Chega o sábado e Geraldo já está na casa de P. H. e ambos estão se deliciando com café  e quitutes outros que P. H. preparou para aquele momento. 

- Geraldo, estou impressionado!!

- Eu estava a pensar se existiria uma obra que fosse a síntese dos conhecimentos humanos até agora acessados e em O Livro dos Espíritos temos esta síntese, obviamente que não há neste livro conhecimentos de informática, nada se fala sobre Inteligência Artificial, claro, pelo contexto da época em que foi escrita, mas há na obra questôes que avançam no ramo da química, da física e responde às questões pré-socráticas. E o desenvolvimento delas em livros como o de Herculano Pires e no do Espírito André Luiz, realmente estou mesmo admirado, filosoficamente admirado!

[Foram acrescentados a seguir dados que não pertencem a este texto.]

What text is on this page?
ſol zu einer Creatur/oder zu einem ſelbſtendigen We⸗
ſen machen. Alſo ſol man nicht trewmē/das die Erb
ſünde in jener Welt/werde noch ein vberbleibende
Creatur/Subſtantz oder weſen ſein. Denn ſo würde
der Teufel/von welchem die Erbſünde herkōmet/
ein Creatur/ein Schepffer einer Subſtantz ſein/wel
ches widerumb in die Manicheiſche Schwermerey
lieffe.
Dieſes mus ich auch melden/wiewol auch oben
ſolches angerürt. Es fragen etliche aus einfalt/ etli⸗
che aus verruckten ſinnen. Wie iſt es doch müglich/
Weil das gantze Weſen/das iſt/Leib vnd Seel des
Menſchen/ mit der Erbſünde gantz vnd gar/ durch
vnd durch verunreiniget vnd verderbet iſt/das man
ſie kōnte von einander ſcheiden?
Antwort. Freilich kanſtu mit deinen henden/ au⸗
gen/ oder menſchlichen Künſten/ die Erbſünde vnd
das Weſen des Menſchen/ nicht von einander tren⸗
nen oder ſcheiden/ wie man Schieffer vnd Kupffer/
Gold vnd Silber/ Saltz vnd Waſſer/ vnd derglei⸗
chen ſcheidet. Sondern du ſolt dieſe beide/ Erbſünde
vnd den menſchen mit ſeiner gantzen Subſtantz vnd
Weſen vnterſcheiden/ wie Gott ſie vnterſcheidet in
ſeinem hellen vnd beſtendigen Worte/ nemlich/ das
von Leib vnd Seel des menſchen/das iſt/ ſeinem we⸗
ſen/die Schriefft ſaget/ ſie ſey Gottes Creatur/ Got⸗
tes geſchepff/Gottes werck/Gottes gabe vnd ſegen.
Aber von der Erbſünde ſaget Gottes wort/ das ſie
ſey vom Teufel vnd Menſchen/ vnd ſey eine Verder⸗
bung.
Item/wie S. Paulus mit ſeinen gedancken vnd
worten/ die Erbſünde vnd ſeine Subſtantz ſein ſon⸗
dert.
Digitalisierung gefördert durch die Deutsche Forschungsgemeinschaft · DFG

- Fico feliz em ouvir isso, meu amigo e tinha mesmo esperança de que não seria diferente.

- Muito obrigado, Geraldo, muito obrigado mesmo!!

- Não há de que, meu amigo. E agora você pode dar um novo passo.

- Qual?

- Se quiser poderá estar indo em uma reunião de estudos espíritas no Grupo que frequento. Não te convidarei para palestra, porque pode ser que não te agrade nesse primeiro momento e também porque em um estudo você poderá contribuir, mesmo que seja com dúvidas, afinal é delas que chegamos às respostas almejadas.

E foi assim que P. H. conheceu a Doutrina Espírita e em seu silencioso pensar galgou novo degrau em seu viver.

(*) Leonardo Paixão é trabalhador espírita no Grupo Espírita Semeadores da Paz, Campos dos Goytacazes, RJ, grupo que fundou e preside.